The Apartment, online, Until 28 February 2021, from £3.49 - Book now
It is no coincidence that two of Jack Lemmon’s most enduring comedic performances were in films by Billy Wilder. He plays a hysterical fish-out-of-water alongside Tony Curtis as one half of Some Like It Hot’s gender-swapping double act, but he’s greater still in The Apartment, Wilder’s melancholy Christmastime sex comedy. Released in 1960, Lemmon plays C. C. Baxter, a low level New York office clerk who earns favour at work by lending his apartment to sleazy executives looking to cheat on their wives.

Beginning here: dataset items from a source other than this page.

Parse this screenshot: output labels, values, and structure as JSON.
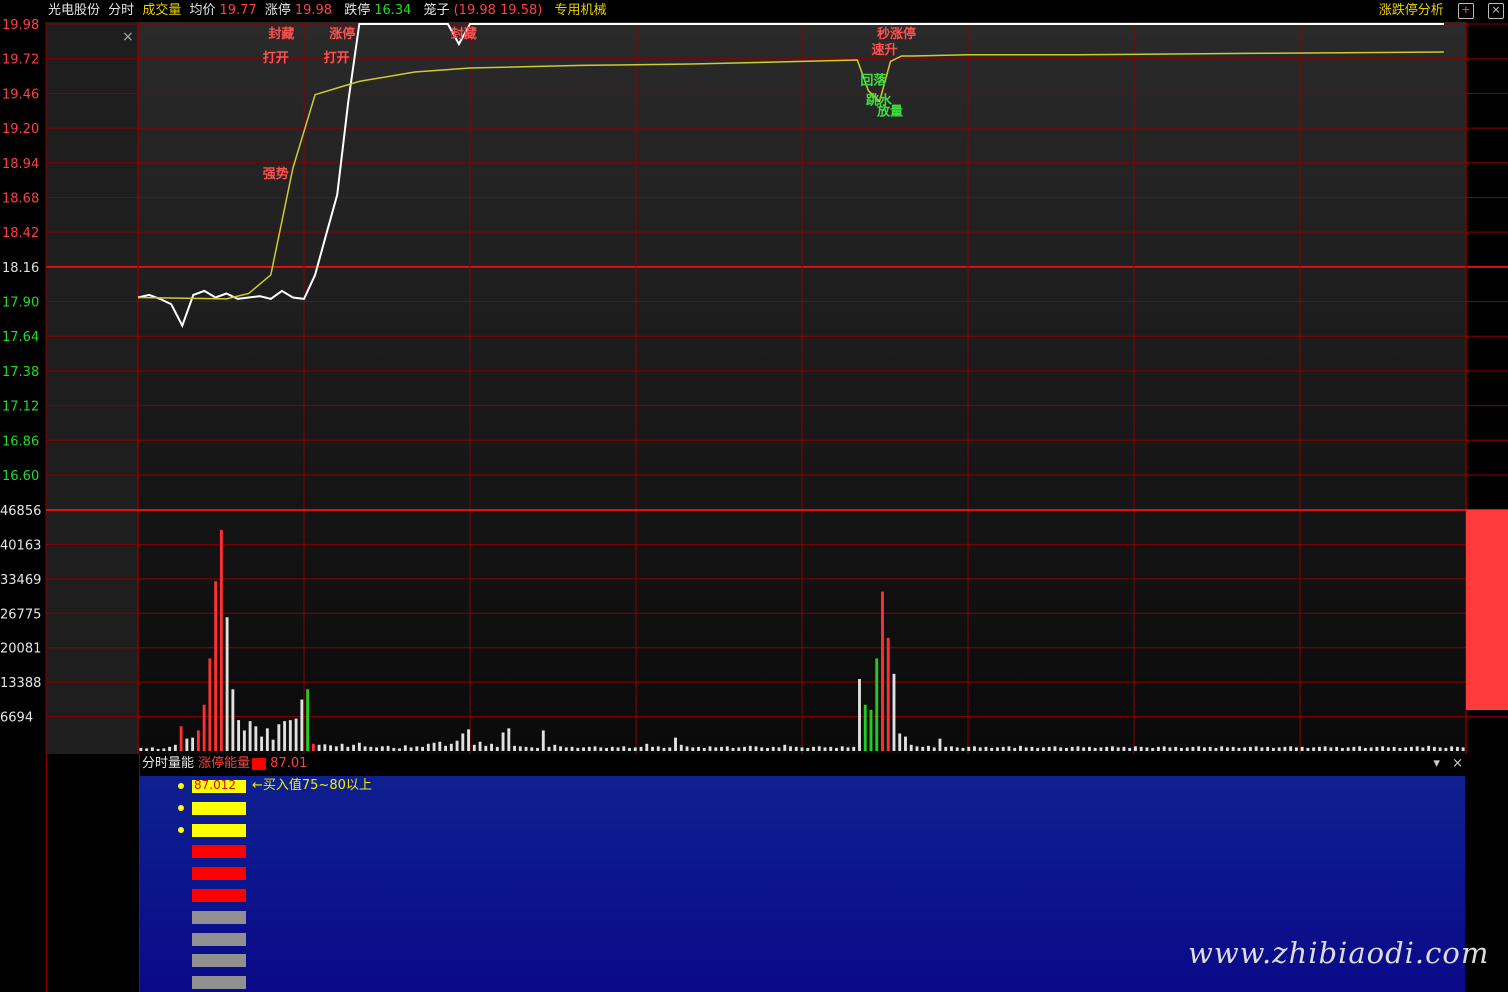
{
  "header": {
    "stock_name": "光电股份",
    "tab_intraday": "分时",
    "tab_volume": "成交量",
    "avg_label": "均价",
    "avg_value": "19.77",
    "limit_up_label": "涨停",
    "limit_up_value": "19.98",
    "limit_down_label": "跌停",
    "limit_down_value": "16.34",
    "cage_label": "笼子",
    "cage_value": "(19.98 19.58)",
    "sector": "专用机械",
    "analysis": "涨跌停分析"
  },
  "colors": {
    "grid": "#8b0000",
    "price_line": "#ffffff",
    "avg_line": "#cccc33",
    "up": "#ff3030",
    "down": "#22cc22",
    "flat": "#e0e0e0",
    "panel_bg": "#0a1a8c"
  },
  "chart_data": [
    {
      "type": "line",
      "y_ticks": [
        "19.98",
        "19.72",
        "19.46",
        "19.20",
        "18.94",
        "18.68",
        "18.42",
        "18.16",
        "17.90",
        "17.64",
        "17.38",
        "17.12",
        "16.86",
        "16.60"
      ],
      "ylim": [
        16.6,
        19.98
      ],
      "prev_close": 18.16,
      "x_sessions": 240,
      "series": [
        {
          "x": [
            0,
            2,
            4,
            6,
            8,
            10,
            12,
            14,
            16,
            18,
            20,
            22,
            24,
            26,
            28,
            30,
            32,
            34,
            36,
            38,
            40,
            42,
            44,
            46,
            48,
            50,
            52,
            54,
            56,
            58,
            60,
            62,
            64,
            66,
            68,
            70,
            72,
            74,
            76,
            78,
            80,
            82,
            84,
            86,
            88,
            90,
            92,
            94,
            96,
            98,
            100,
            104,
            108,
            112,
            116,
            120,
            130,
            140,
            150,
            160,
            170,
            180,
            190,
            200,
            210,
            220,
            230,
            236
          ],
          "y": [
            17.93,
            17.95,
            17.92,
            17.88,
            17.72,
            17.95,
            17.98,
            17.93,
            17.96,
            17.92,
            17.93,
            17.94,
            17.92,
            17.98,
            17.93,
            17.92,
            18.1,
            18.4,
            18.7,
            19.4,
            19.98,
            19.98,
            19.98,
            19.98,
            19.98,
            19.98,
            19.98,
            19.98,
            19.98,
            19.83,
            19.98,
            19.98,
            19.98,
            19.98,
            19.98,
            19.98,
            19.98,
            19.98,
            19.98,
            19.98,
            19.98,
            19.98,
            19.98,
            19.98,
            19.98,
            19.98,
            19.98,
            19.98,
            19.98,
            19.98,
            19.98,
            19.98,
            19.98,
            19.98,
            19.98,
            19.98,
            19.98,
            19.98,
            19.98,
            19.98,
            19.98,
            19.98,
            19.98,
            19.98,
            19.98,
            19.98,
            19.98,
            19.98
          ]
        },
        {
          "x": [
            0,
            16,
            20,
            24,
            28,
            32,
            36,
            40,
            50,
            60,
            80,
            100,
            120,
            130,
            132,
            134,
            136,
            138,
            140,
            150,
            170,
            200,
            236
          ],
          "y": [
            17.93,
            17.92,
            17.96,
            18.1,
            18.9,
            19.45,
            19.5,
            19.55,
            19.62,
            19.65,
            19.67,
            19.68,
            19.7,
            19.71,
            19.48,
            19.4,
            19.7,
            19.74,
            19.74,
            19.75,
            19.75,
            19.76,
            19.77
          ]
        }
      ],
      "annotations": [
        {
          "text": "封藏",
          "x": 25,
          "y": 19.98
        },
        {
          "text": "打开",
          "x": 24,
          "y": 19.8
        },
        {
          "text": "强势",
          "x": 24,
          "y": 18.93
        },
        {
          "text": "涨停",
          "x": 36,
          "y": 19.98
        },
        {
          "text": "打开",
          "x": 35,
          "y": 19.8
        },
        {
          "text": "封藏",
          "x": 58,
          "y": 19.98
        },
        {
          "text": "秒涨停",
          "x": 135,
          "y": 19.98
        },
        {
          "text": "速升",
          "x": 134,
          "y": 19.86
        },
        {
          "text": "回落",
          "x": 132,
          "y": 19.63
        },
        {
          "text": "跳水",
          "x": 133,
          "y": 19.48
        },
        {
          "text": "放量",
          "x": 135,
          "y": 19.4
        }
      ]
    },
    {
      "type": "bar",
      "y_ticks": [
        "46856",
        "40163",
        "33469",
        "26775",
        "20081",
        "13388",
        "6694"
      ],
      "ylim": [
        0,
        46856
      ],
      "values": [
        600,
        500,
        700,
        400,
        500,
        800,
        1200,
        4800,
        2400,
        2600,
        4000,
        9000,
        18000,
        33000,
        43000,
        26000,
        12000,
        6000,
        4000,
        5800,
        4800,
        2800,
        4400,
        2200,
        5200,
        5800,
        6000,
        6300,
        10000,
        12000,
        1400,
        1200,
        1300,
        1100,
        900,
        1400,
        800,
        1200,
        1600,
        900,
        800,
        700,
        900,
        1000,
        600,
        500,
        1100,
        700,
        900,
        800,
        1400,
        1600,
        1800,
        1000,
        1400,
        2000,
        3400,
        4200,
        1200,
        1800,
        1000,
        1400,
        800,
        3600,
        4400,
        1000,
        900,
        800,
        700,
        600,
        4000,
        800,
        1200,
        900,
        700,
        800,
        600,
        700,
        800,
        900,
        700,
        600,
        800,
        700,
        900,
        600,
        700,
        800,
        1400,
        800,
        900,
        600,
        700,
        2600,
        1200,
        900,
        700,
        800,
        600,
        900,
        700,
        800,
        900,
        600,
        700,
        800,
        1000,
        900,
        700,
        600,
        800,
        700,
        1200,
        900,
        800,
        700,
        600,
        800,
        900,
        700,
        800,
        600,
        900,
        700,
        800,
        14000,
        9000,
        8000,
        18000,
        31000,
        22000,
        15000,
        3400,
        2800,
        1200,
        900,
        800,
        1000,
        700,
        2400,
        800,
        900,
        700,
        600,
        800,
        900,
        700,
        800,
        600,
        700,
        800,
        900,
        600,
        1000,
        700,
        800,
        600,
        700,
        800,
        900,
        700,
        600,
        800,
        900,
        700,
        800,
        600,
        700,
        800,
        900,
        700,
        800,
        600,
        900,
        800,
        700,
        600,
        800,
        900,
        700,
        800,
        600,
        700,
        800,
        900,
        700,
        800,
        600,
        900,
        700,
        800,
        600,
        700,
        800,
        900,
        700,
        800,
        600,
        700,
        800,
        900,
        700,
        800,
        600,
        700,
        800,
        900,
        700,
        800,
        600,
        700,
        800,
        900,
        600,
        700,
        800,
        900,
        700,
        800,
        600,
        700,
        800,
        900,
        700,
        1000,
        800,
        700,
        600,
        900,
        800,
        700
      ],
      "colors": "up/down/flat per bar"
    }
  ],
  "panel": {
    "title": "分时量能",
    "indicator_label": "涨停能量",
    "indicator_value": "87.01",
    "bar_value": "87.012",
    "hint": "←买入值75~80以上",
    "bars": [
      {
        "color": "#ffff00",
        "dot": true
      },
      {
        "color": "#ffff00",
        "dot": true
      },
      {
        "color": "#ffff00",
        "dot": true
      },
      {
        "color": "#ff0000",
        "dot": false
      },
      {
        "color": "#ff0000",
        "dot": false
      },
      {
        "color": "#ff0000",
        "dot": false
      },
      {
        "color": "#909090",
        "dot": false
      },
      {
        "color": "#909090",
        "dot": false
      },
      {
        "color": "#909090",
        "dot": false
      },
      {
        "color": "#909090",
        "dot": false
      }
    ]
  },
  "watermark": "www.zhibiaodi.com"
}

Baxter is a retiring type, in love from afar with Fran Kubelik (Shirley MacLaine), the kind young woman who operates the office building elevator. Of course Fran’s having an affair with Baxter’s boss, Mr. Sheldrake, played by a deliciously slimy Fred MacMurray, who asks Baxter for the keys to his place. Cue a miserable drunken Christmas party where Lemmon’s miserable sop drowns his sorrow in raucous dive bars, where sounds of champagne corks and party poppers only emphasise his sorrow.
Baxter arrives home to find Kubelik, dumped by her lover, has attempted suicide in his apartment. It is a dark turn for what is now considered a Christmas classic, but Billy Wilder’s delicate touch balances proceedings as two lost souls spend a quiet Christmas and New Year’s in reflection and recuperation. Amongst themes of urban isolation and dehumanising industry, the director finds space for farce and physical comedy. From the chaos of Baxter trying to schedule use of his apartment according to executive seniority, to Lemmon’s performance straining spaghetti with a tennis racquet, there is a reason audiences return.